Afortunadamente, la parte de Rory, así como la parte del joven, ofrecen buenas actuaciones, encuentros entre ricos personajes, e incluso algunos sorprendentes composiciones visuales que dan vida a la historia y laten con un arte cinematográfico cautivador. La historia centrada en Rory sí que relata a la perfección su transición de un idealista aspirante a novelista que quiere ser un autor célebre en una celebridad real desilusionada frente a la “verdad” absorbente. Las motivaciones de Rory son especialmente interesantes, y Cooper consigue presentar un personaje agradable y narrable, a pesar de una decisión cobarde. Dora (Zoe Saldana) es también un fuerte impulsor para la narrativa, ayudando a progresar la trama y servir como punto de comparación de algunos de los elementos más relevantes de la temática.
Pero a pesar de un enfoque de marketing más centrado en Rory y Dora, la historia del joven interpretado por Ben Barnes es sin duda el punto más fascinante de la película, logrando que el espectador tenga acceso al verdadero origen de las palabras, así como mostrando por qué Rory estaría tan afectado por la historia en un primer instante. Del mismo modo, el autor (Jeremy Irons) añade una complejidad inteligente de lo que sería una causa y efecto normal en la película.
El conflicto que atraviesa la película es la moralidad, y cómo se desarrolla el efecto dominó de una falta de ética importante. Eso debería haber sido más que suficiente para generar un temor grave de conciencia, y la posibilidad real de la exposición pública para Rory, aunque nada de eso consigue ser como debería ser, pues arranca como un thriller, con una sucesión de misterios, pero quizá debería haber dado otra vuelta de tuerca al desenlace.
En lo que respecta al aspecto visual es exuberante, y el director de fotografía Antonio Calvache y el diseñador de producción Michele Laliberte se superan a sí mismos con una hermosa paleta después de otra. La riqueza de las imágenes por sí solas pueden ser tan seductoras que es posible estar satisfechos durante un tiempo, pero, como sabemos, se desvanece la belleza y  nos deja en un ir y venir entre la vida de Clay, la vida de Rory, la vida del viejo hombre, la vida del Joven…

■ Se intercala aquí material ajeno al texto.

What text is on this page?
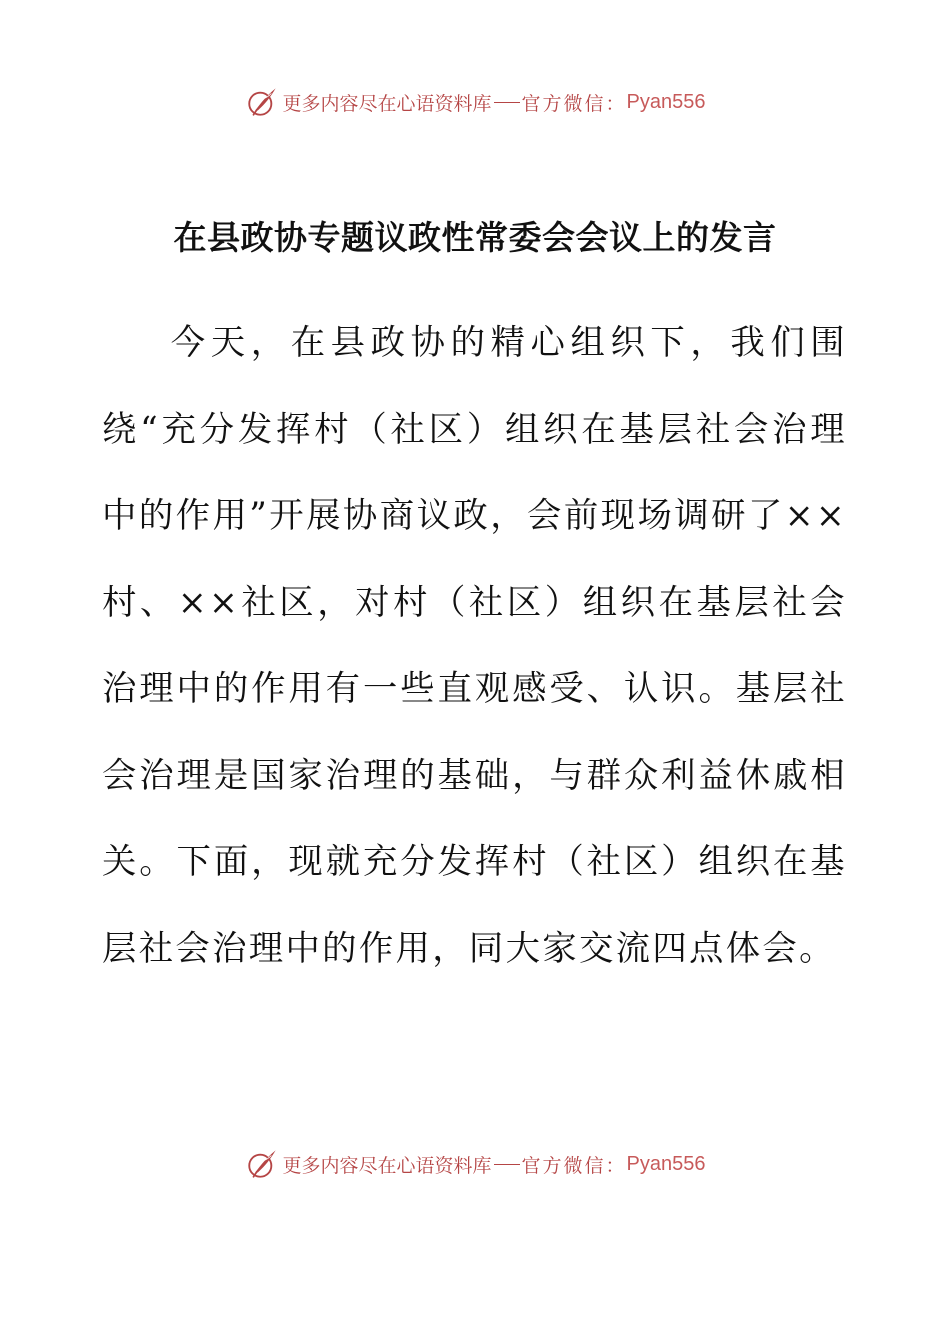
更多内容尽在心语资料库 官方微信： Pyan556
在县政协专题议政性常委会会议上的发言

今天，在县政协的精心组织下，我们围绕“充分发挥村（社区）组织在基层社会治理中的作用”开展协商议政，会前现场调研了××村、××社区，对村（社区）组织在基层社会治理中的作用有一些直观感受、认识。基层社会治理是国家治理的基础，与群众利益休戚相关。下面，现就充分发挥村（社区）组织在基层社会治理中的作用，同大家交流四点体会。

更多内容尽在心语资料库 官方微信： Pyan556
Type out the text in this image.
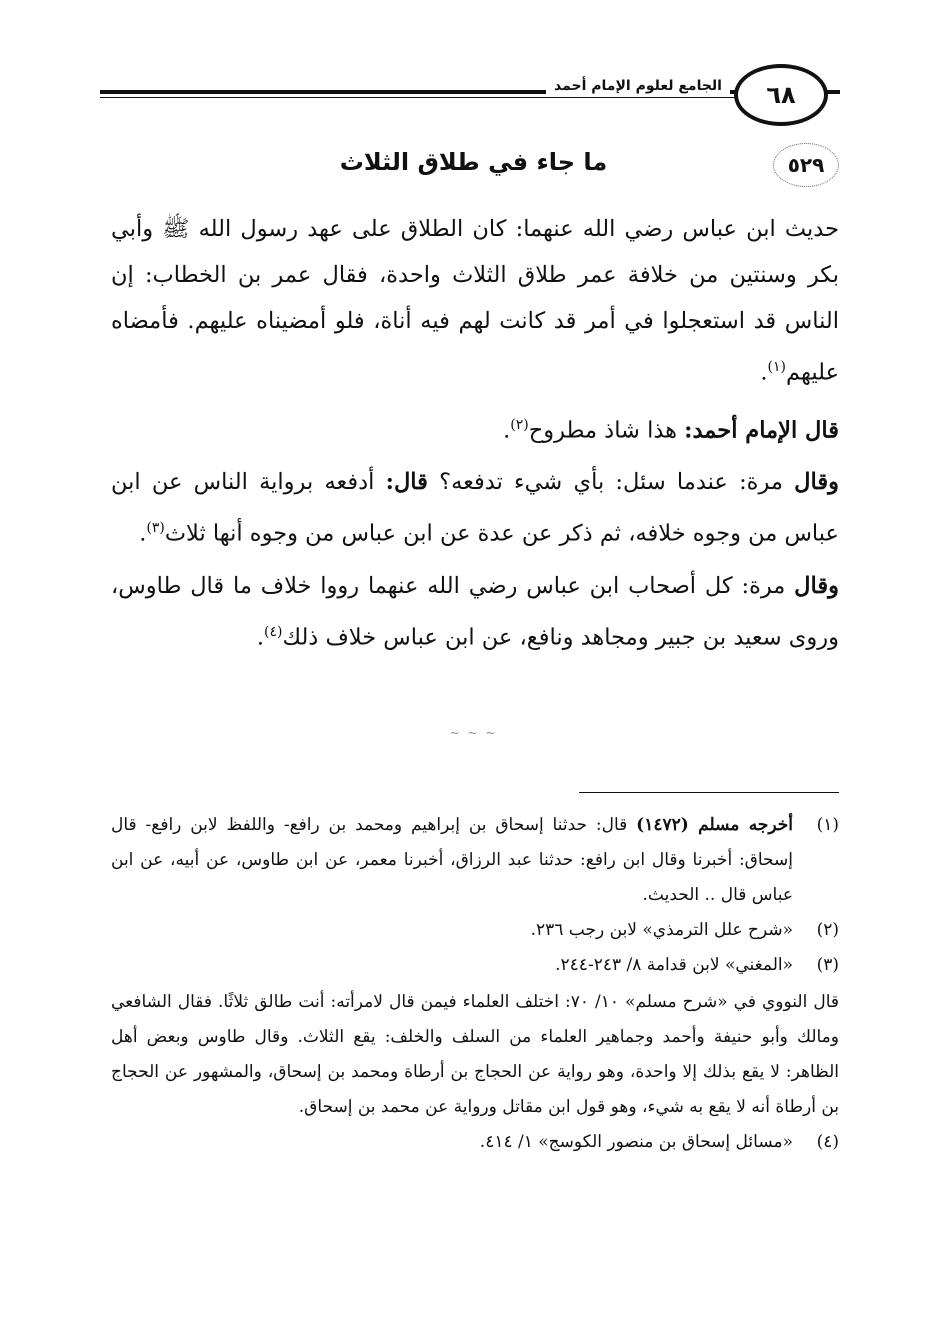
الجامع لعلوم الإمام أحمد	٦٨
٥٢٩
ما جاء في طلاق الثلاث

حديث ابن عباس رضي الله عنهما: كان الطلاق على عهد رسول الله ﷺ وأبي بكر وسنتين من خلافة عمر طلاق الثلاث واحدة، فقال عمر بن الخطاب: إن الناس قد استعجلوا في أمر قد كانت لهم فيه أناة، فلو أمضيناه عليهم. فأمضاه عليهم$^{(١)}$.

قال الإمام أحمد: هذا شاذ مطروح$^{(٢)}$.

وقال مرة: عندما سئل: بأي شيء تدفعه؟ قال: أدفعه برواية الناس عن ابن عباس من وجوه خلافه، ثم ذكر عن عدة عن ابن عباس من وجوه أنها ثلاث$^{(٣)}$.

وقال مرة: كل أصحاب ابن عباس رضي الله عنهما رووا خلاف ما قال طاوس، وروى سعيد بن جبير ومجاهد ونافع، عن ابن عباس خلاف ذلك$^{(٤)}$.

~ ~ ~
(١)
أخرجه مسلم (١٤٧٢) قال: حدثنا إسحاق بن إبراهيم ومحمد بن رافع- واللفظ لابن رافع- قال إسحاق: أخبرنا وقال ابن رافع: حدثنا عبد الرزاق، أخبرنا معمر، عن ابن طاوس، عن أبيه، عن ابن عباس قال .. الحديث.
(٢)
«شرح علل الترمذي» لابن رجب ٢٣٦.
(٣)
«المغني» لابن قدامة ٨/ ٢٤٣-٢٤٤.

قال النووي في «شرح مسلم» ١٠/ ٧٠: اختلف العلماء فيمن قال لامرأته: أنت طالق ثلاثًا. فقال الشافعي ومالك وأبو حنيفة وأحمد وجماهير العلماء من السلف والخلف: يقع الثلاث. وقال طاوس وبعض أهل الظاهر: لا يقع بذلك إلا واحدة، وهو رواية عن الحجاج بن أرطاة ومحمد بن إسحاق، والمشهور عن الحجاج بن أرطاة أنه لا يقع به شيء، وهو قول ابن مقاتل ورواية عن محمد بن إسحاق.

(٤)
«مسائل إسحاق بن منصور الكوسج» ١/ ٤١٤.
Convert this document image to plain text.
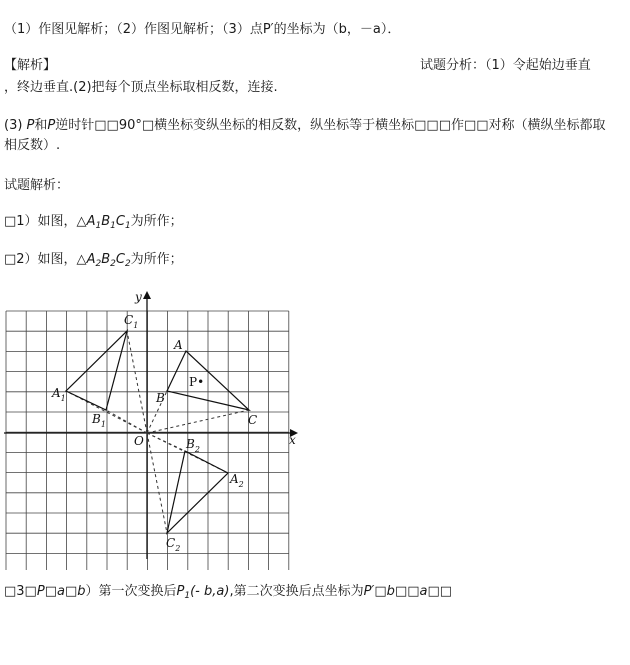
（1）作图见解析；（2）作图见解析；（3）点P′的坐标为（b，－a）．
【解析】	试题分析：（1）令起始边垂直
，终边垂直.(2)把每个顶点坐标取相反数，连接.
(3) P和P逆时针□□90°□横坐标变纵坐标的相反数，纵坐标等于横坐标□□□作□□对称（横纵坐标都取
相反数）.
试题解析：
□1）如图，$\triangle A_1B_1C_1$为所作；
□2）如图，$\triangle A_2B_2C_2$为所作；
x
y
O
A
B
C
P•
$A_1$
$B_1$
$C_1$
$A_2$
$B_2$
$C_2$
□3□P□a□b）第一次变换后$P_1(-$ b,a),第二次变换后点坐标为P′□b□□a□□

Como en muchas películas de Hollywood centradas en el mundo de las Letras, la conexión con el mundo real de los autores y editores palidece, y sobre el tema del plagio, la película portentosamente sí que se moja y ofrece discursos rimbombantes sobre el robo de identidad, la ficción y la realidad. Lo más interesante es que El ladrón de palabras rompe con los clichés habituales y es un intento de decir algo más inteligente acerca de los artistas, la inspiración y la verdad.
A pesar de la trama principal que cubre las otras dos subtramas, cumple con dos de los tres hilos narrativos que presenta y ofrece una meditación poco sugerente y evocadora sobre la verdad. Sin embargo, la película no es tradicional y aquellos que esperan una película de suspense dramático verán como se encuentra totalmente contenida por el intento de abordar grandes cuestiones filosóficas. No todas las palabras son únicas, pero la forma en que se unen debería proporcionar una experiencia conmovedora para cualquier persona amante del drama literario.